Swiss Cultural Property of National Significance

= Oberdiessbach Castle =

Oberdiessbach Castle Schloss Oberdiessbach (also called Neues Schloss) is a castle in the municipality of Oberdiessbach of the Canton of Bern in Switzerland. It is a Swiss heritage site of national significance.

==History==
The town of Oberdiessbach (known as Diessbach until 1870) was the center of the late medieval Herrschaft of Diessbach. The first castle in the area, Diessenberg on the Falkenfluh was built above the town and destroyed in 1331. In 1546 Niklaus von Diesbach built the Alte Schloss (Old Castle) on the valley floor near the town. In 1666, near the Old Castle, construction began on the Neue Schloss or New Castle for Albrecht von Wattenwyl (1617-1671). Albrecht von Wattenwyl had been a commander of the Swiss Guard in service to the French king. So, he had the castle built in the French late Renaissance style. It was built by Neuchâtel architect Jonas Favre. The castle exterior remained generally unchanged after initial construction finished in 1668. The only major changes occurred around 1720, when the gate house was converted into a prison and in the 1850s when the garden was redone in the English style.
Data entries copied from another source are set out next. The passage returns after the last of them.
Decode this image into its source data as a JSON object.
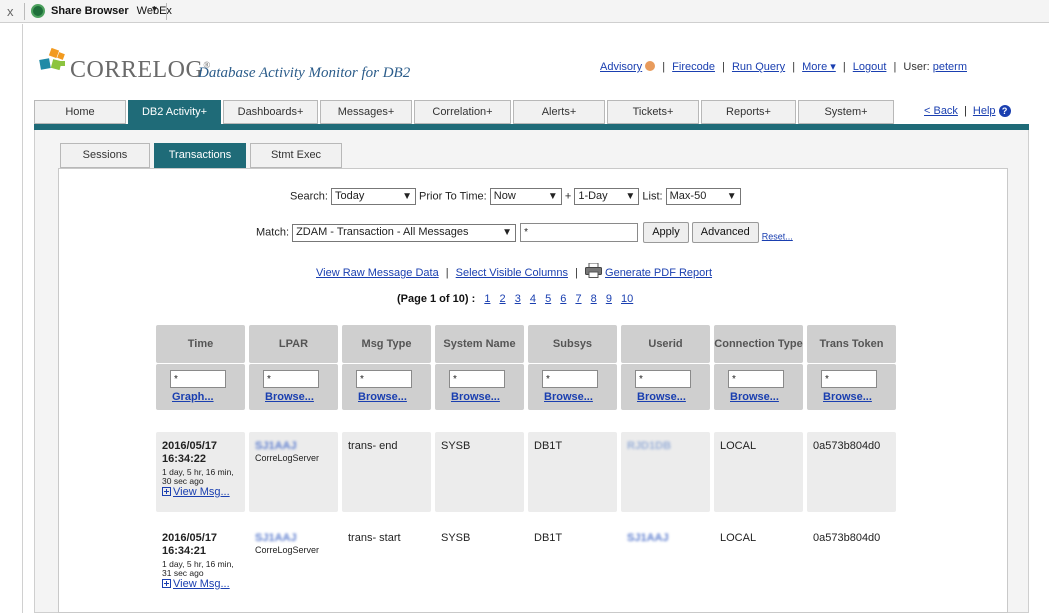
{
  "browser": {
    "close_glyph": "x",
    "app_name": "Share Browser",
    "tab_name": "WebEx",
    "menu_caret": "▾"
  },
  "brand": {
    "name": "CORRELOG",
    "trademark": "®",
    "subtitle": "Database Activity Monitor for DB2",
    "colors": {
      "orange": "#f29a1f",
      "teal": "#1f8aa6",
      "green": "#8cc43f"
    }
  },
  "header_links": {
    "advisory": "Advisory",
    "firecode": "Firecode",
    "run_query": "Run Query",
    "more": "More ▾",
    "logout": "Logout",
    "user_label": "User:",
    "user": "peterm",
    "separator": "|"
  },
  "main_tabs": [
    {
      "label": "Home",
      "active": false
    },
    {
      "label": "DB2 Activity+",
      "active": true
    },
    {
      "label": "Dashboards+",
      "active": false
    },
    {
      "label": "Messages+",
      "active": false
    },
    {
      "label": "Correlation+",
      "active": false
    },
    {
      "label": "Alerts+",
      "active": false
    },
    {
      "label": "Tickets+",
      "active": false
    },
    {
      "label": "Reports+",
      "active": false
    },
    {
      "label": "System+",
      "active": false
    }
  ],
  "nav_right": {
    "back": "< Back",
    "help": "Help",
    "help_icon": "?",
    "separator": "|"
  },
  "sub_tabs": [
    {
      "label": "Sessions",
      "active": false
    },
    {
      "label": "Transactions",
      "active": true
    },
    {
      "label": "Stmt Exec",
      "active": false
    }
  ],
  "search": {
    "search_label": "Search:",
    "search_value": "Today",
    "prior_label": "Prior To Time:",
    "prior_value": "Now",
    "plus": "+",
    "range_value": "1-Day",
    "list_label": "List:",
    "list_value": "Max-50",
    "match_label": "Match:",
    "match_value": "ZDAM - Transaction - All Messages",
    "filter_value": "*",
    "apply": "Apply",
    "advanced": "Advanced",
    "reset": "Reset..."
  },
  "action_links": {
    "raw": "View Raw Message Data",
    "columns": "Select Visible Columns",
    "pdf": "Generate PDF Report",
    "separator": "|"
  },
  "pager": {
    "label": "(Page 1 of 10) :",
    "pages": [
      "1",
      "2",
      "3",
      "4",
      "5",
      "6",
      "7",
      "8",
      "9",
      "10"
    ]
  },
  "table": {
    "headers": [
      "Time",
      "LPAR",
      "Msg Type",
      "System Name",
      "Subsys",
      "Userid",
      "Connection Type",
      "Trans Token"
    ],
    "filter_value": "*",
    "filter_links": [
      "Graph...",
      "Browse...",
      "Browse...",
      "Browse...",
      "Browse...",
      "Browse...",
      "Browse...",
      "Browse..."
    ],
    "rows": [
      {
        "date": "2016/05/17",
        "time": "16:34:22",
        "age": "1 day, 5 hr, 16 min, 30 sec ago",
        "view": "View Msg...",
        "lpar": "SJ1AAJ",
        "server": "CorreLogServer",
        "msg_type": "trans- end",
        "system": "SYSB",
        "subsys": "DB1T",
        "userid": "RJD1DB",
        "conn": "LOCAL",
        "token": "0a573b804d0"
      },
      {
        "date": "2016/05/17",
        "time": "16:34:21",
        "age": "1 day, 5 hr, 16 min, 31 sec ago",
        "view": "View Msg...",
        "lpar": "SJ1AAJ",
        "server": "CorreLogServer",
        "msg_type": "trans- start",
        "system": "SYSB",
        "subsys": "DB1T",
        "userid": "SJ1AAJ",
        "conn": "LOCAL",
        "token": "0a573b804d0"
      }
    ]
  }
}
The garden remained an English garden until 2005 when it was converted back into a Baroque style garden.

==The castle today==
Oberdiessbach Castle remains the home of the von Wattenwyl family. Groups may tour the castle from April until October with prior arraignments. Some rooms in the castle and the gardens can be rented for events. Every July there are several Jazz concerts in the castle gardens as part of the Castle Jazz Festival. The castle is surrounded by 75 ha of working farms.